Pricing a new water purifier
An Indian appliance company has developed a new home water purifier with a filter that lasts twice as long as anything on the market. What price should they set?
Before a number, two questions. What is the objective — profit, share, or premium positioning? And is there anything directly comparable, or is this genuinely new? My hypothesis is it is a modification of an existing category (purifiers exist) with a real innovation (the long-life filter), so I have both a reference price to anchor on and a value story to climb above it.
The objective is profit, and yes — standard purifiers retail around ₹15,000. Where do you go?
Then I would bound the band. The floor is their unit cost — say it is ₹8,000 to make and they want a healthy margin, so they will not go below maybe ₹11,000-12,000. The ceiling is willingness-to-pay, and here the long-life filter is the value story. A normal purifier needs filter replacements costing, say, ₹2,000 a year; if this one halves that, it saves the customer roughly ₹1,000 a year, or ₹4,000-5,000 over its life. So a rational customer should pay up to about ₹4,000-5,000 more than a standard ₹15,000 unit — a ceiling near ₹19,000-20,000.
So you would price at ₹20,000?
No — that is the ceiling, not the best price. Two reasons. First, most customers do not fully rationalise lifetime savings, so I would not assume they will pay the entire ₹5,000 premium up front. Second, the objective is profit, not the highest price: purifiers are fairly elastic — there are cheaper substitutes — so pricing at the very top would lose a lot of volume. I would position it at a clear but not maximal premium, around ₹17,000-18,000: meaningfully above the ₹15,000 reference to capture the filter value and signal quality, but not so high that the volume loss outweighs the margin. I would also suggest testing two price points in a few markets before a national launch.
The candidate refused to start from cost, pinned the objective, used a value proxy (filter savings) to estimate the ceiling, bounded the band between cost and WTP, and then placed the price below the ceiling for elasticity and the profit objective — even proposing a price test.

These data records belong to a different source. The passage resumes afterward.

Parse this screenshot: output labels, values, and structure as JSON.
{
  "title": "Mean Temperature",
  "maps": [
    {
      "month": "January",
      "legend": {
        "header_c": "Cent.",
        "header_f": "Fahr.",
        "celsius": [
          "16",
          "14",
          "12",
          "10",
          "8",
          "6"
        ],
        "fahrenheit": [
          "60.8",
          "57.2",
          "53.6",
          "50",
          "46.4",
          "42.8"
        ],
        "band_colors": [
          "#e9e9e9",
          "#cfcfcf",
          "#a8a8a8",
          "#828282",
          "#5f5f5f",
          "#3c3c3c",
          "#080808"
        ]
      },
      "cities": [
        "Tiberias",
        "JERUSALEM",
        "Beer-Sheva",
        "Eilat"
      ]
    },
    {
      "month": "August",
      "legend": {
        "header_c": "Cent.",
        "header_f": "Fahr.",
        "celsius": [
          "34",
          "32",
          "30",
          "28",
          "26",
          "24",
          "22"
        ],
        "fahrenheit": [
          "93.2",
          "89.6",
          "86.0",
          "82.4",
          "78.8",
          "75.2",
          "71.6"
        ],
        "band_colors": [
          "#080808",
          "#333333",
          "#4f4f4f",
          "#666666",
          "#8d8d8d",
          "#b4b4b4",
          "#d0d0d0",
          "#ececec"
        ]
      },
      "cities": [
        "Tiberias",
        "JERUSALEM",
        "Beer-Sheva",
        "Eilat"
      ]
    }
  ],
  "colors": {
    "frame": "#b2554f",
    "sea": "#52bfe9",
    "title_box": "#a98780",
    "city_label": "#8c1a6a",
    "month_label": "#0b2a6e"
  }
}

Objective first, value proxy for the ceiling, then place below it for elasticity and goal.
Pricing is a lever, not an island
Pricing shows up inside other cases constantly. It is one branch of the revenue side of a Profitability tree, and a core organic lever in a Growth case (revenue per user). When a pricing question appears mid-case, the same logic applies — bound the band, lead with value, place for the objective — and naming that connection signals you see the whole picture.